Margaret “Maggie” Keenan, who turns 91 next week, became the first person in the world to receive an authorized, fully-vetted coronavirus vaccine.

“It’s the best early birthday present I could wish for,” Keenan said after receiving the jab in Coventry, England, dressed in a festive “Merry Christmas” T-shirt. “It means I can finally look forward to spending time with my family and friends in the New Year after being on my own for most of the year.”

The second patient to receive a shot was an 81-year-old man named William Shakespeare (yes, you read that right).

Keenan and Shakespeare were among a handful of people across Britain — those aged over 80, nursing home staff and health care workers — who were administered doses of the Pfizer/BioNTech vaccine on Tuesday morning, a week after the UK leapfrogged the rest of Europe and the United States to become the first Western nation to approve it.

The process, which is complicated by the need to store the Pfizer/BioNTech vaccine in ultracold conditions, will be closely watched from around the globe. The speed with which UK regulators approved the vaccine raised questions in some quarters. But Saffron Cordery, deputy chief executive of NHS Providers, said the process had been “incredibly robust.”

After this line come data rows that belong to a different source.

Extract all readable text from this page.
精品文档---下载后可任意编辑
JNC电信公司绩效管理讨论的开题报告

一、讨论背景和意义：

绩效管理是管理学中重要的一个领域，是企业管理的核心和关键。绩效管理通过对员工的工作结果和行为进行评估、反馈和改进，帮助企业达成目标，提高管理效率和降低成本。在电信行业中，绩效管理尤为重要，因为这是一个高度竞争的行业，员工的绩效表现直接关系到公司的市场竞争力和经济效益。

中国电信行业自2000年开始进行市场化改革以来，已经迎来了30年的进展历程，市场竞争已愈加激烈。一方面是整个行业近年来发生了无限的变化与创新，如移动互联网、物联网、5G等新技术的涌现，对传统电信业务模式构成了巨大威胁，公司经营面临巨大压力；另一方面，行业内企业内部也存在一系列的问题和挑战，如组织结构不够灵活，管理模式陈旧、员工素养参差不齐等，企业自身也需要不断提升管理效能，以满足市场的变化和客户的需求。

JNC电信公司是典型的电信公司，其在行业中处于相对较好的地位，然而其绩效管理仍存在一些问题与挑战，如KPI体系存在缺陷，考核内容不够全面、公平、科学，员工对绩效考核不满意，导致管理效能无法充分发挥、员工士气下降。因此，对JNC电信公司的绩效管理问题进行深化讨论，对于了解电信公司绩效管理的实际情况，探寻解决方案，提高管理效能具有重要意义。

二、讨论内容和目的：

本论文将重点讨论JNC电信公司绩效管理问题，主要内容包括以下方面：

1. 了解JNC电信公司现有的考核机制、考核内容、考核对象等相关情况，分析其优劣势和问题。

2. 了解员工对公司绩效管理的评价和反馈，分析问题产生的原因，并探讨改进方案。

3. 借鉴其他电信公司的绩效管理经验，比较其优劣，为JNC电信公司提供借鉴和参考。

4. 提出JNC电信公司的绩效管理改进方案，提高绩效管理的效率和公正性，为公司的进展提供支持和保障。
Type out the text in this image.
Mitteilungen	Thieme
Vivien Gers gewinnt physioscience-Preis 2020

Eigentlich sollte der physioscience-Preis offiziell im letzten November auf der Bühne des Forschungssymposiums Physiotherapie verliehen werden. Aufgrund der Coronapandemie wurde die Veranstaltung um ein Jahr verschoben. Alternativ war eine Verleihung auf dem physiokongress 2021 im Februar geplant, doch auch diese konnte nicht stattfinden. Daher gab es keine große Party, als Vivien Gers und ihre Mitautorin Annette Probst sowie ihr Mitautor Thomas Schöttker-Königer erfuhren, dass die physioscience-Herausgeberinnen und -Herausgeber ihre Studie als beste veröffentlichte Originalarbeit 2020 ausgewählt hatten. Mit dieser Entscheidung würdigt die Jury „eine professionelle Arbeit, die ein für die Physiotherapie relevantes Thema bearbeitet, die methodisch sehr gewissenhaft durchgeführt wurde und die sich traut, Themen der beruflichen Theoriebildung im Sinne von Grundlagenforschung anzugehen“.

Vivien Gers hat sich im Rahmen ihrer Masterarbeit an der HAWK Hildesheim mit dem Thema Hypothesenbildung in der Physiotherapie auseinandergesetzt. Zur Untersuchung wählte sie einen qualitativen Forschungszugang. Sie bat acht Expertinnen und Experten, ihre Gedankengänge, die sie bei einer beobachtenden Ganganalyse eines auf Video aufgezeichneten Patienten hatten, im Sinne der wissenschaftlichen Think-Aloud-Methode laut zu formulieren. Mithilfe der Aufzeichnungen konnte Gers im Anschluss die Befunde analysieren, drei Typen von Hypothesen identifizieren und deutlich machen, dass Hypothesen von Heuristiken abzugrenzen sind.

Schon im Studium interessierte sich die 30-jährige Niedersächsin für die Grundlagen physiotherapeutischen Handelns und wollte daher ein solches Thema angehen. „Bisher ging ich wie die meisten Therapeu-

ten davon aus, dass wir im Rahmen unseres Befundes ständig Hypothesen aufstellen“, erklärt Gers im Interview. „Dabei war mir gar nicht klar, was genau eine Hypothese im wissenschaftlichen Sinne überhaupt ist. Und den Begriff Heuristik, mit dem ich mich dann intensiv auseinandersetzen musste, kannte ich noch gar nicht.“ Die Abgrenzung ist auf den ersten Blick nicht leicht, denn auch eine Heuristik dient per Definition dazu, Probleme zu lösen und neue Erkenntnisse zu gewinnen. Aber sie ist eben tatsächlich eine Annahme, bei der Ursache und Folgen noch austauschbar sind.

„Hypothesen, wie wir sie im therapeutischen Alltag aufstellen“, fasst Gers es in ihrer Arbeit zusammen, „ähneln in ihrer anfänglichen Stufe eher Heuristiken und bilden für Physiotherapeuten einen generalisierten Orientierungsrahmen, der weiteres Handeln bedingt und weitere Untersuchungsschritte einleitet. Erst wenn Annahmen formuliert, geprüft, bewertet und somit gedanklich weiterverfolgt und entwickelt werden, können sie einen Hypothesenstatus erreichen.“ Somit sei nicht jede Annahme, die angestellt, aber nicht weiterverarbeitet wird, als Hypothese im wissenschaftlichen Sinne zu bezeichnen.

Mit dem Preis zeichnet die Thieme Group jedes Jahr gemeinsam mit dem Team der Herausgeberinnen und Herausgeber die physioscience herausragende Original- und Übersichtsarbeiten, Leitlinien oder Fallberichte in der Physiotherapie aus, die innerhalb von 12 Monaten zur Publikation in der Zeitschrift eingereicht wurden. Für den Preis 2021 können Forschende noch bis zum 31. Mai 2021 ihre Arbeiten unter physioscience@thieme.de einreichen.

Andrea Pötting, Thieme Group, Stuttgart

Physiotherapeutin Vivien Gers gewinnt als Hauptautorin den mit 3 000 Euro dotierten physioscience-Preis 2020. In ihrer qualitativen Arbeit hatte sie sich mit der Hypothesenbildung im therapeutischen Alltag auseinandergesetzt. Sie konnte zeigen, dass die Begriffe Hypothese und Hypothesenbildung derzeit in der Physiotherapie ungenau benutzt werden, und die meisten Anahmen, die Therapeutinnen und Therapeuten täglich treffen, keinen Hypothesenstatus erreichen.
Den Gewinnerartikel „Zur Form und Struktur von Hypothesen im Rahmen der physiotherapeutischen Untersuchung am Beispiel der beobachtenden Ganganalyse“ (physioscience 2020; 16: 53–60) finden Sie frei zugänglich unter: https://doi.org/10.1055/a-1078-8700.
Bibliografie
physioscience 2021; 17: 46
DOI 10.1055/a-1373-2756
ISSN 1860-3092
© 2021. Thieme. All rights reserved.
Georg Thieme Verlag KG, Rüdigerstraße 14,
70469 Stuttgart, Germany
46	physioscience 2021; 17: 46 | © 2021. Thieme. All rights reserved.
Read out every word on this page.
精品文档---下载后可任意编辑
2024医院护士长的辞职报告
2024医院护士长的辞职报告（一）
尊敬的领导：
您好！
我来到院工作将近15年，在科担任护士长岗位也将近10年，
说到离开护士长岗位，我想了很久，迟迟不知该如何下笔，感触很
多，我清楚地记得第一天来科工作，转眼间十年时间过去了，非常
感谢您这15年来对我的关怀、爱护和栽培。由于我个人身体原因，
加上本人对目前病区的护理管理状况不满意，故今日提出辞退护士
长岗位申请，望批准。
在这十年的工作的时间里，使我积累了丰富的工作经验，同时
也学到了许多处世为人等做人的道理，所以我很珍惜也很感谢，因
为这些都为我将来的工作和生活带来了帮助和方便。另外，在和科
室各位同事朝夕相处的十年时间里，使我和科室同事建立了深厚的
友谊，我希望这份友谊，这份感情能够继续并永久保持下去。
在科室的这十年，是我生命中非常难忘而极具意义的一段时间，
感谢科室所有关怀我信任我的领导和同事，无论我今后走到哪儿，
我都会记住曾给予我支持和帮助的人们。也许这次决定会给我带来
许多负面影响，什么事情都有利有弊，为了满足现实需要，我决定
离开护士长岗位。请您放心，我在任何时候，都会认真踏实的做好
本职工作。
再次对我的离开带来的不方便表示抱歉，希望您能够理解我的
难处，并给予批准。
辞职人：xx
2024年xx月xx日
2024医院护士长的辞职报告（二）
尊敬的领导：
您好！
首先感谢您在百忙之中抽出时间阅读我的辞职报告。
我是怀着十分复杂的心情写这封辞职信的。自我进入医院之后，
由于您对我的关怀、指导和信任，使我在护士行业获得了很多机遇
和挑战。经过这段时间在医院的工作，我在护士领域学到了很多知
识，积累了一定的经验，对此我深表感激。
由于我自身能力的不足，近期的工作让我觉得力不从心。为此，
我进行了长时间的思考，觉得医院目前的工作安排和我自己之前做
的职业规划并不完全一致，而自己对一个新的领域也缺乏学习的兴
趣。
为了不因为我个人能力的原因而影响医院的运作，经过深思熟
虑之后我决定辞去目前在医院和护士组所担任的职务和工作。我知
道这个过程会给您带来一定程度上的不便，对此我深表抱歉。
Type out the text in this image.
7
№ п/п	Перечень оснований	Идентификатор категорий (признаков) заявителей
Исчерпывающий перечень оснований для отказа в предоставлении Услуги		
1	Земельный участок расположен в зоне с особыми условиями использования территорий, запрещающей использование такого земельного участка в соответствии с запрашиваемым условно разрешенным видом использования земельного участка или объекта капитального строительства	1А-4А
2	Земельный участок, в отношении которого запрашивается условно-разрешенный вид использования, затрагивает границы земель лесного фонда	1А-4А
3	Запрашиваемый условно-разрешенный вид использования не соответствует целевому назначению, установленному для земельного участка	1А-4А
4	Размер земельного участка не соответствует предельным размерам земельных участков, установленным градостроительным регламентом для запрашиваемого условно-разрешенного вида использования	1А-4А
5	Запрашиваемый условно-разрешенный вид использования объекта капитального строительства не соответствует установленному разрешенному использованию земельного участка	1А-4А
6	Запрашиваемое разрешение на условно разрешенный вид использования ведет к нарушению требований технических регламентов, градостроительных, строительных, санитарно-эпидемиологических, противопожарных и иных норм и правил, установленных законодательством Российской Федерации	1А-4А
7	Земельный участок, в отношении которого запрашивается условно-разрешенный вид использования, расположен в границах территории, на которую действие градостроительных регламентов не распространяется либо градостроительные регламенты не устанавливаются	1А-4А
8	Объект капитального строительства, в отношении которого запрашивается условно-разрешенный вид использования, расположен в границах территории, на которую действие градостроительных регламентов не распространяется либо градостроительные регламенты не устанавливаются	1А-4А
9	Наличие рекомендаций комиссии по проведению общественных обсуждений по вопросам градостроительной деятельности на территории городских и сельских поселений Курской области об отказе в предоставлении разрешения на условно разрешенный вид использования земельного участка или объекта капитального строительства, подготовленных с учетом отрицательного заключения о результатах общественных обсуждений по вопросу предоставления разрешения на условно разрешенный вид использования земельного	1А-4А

Other nations are not far behind the UK. The US regulator, the Food and Drug Administration (FDA), has scheduled a meeting of its vaccine advisory committee on Thursday to discuss Pfizer/BioNTech’s emergency authorization application. It will meet again on December 17 to consider the application for Moderna’s vaccine candidate.

Meanwhile, vaccination centers across Moscow started to distribute Russia’s Sputnik vaccine on Saturday, initially to groups such as teachers, health professionals, and municipal services workers, after Russian President Vladimir Putin ordered large-scale vaccination to begin across the country.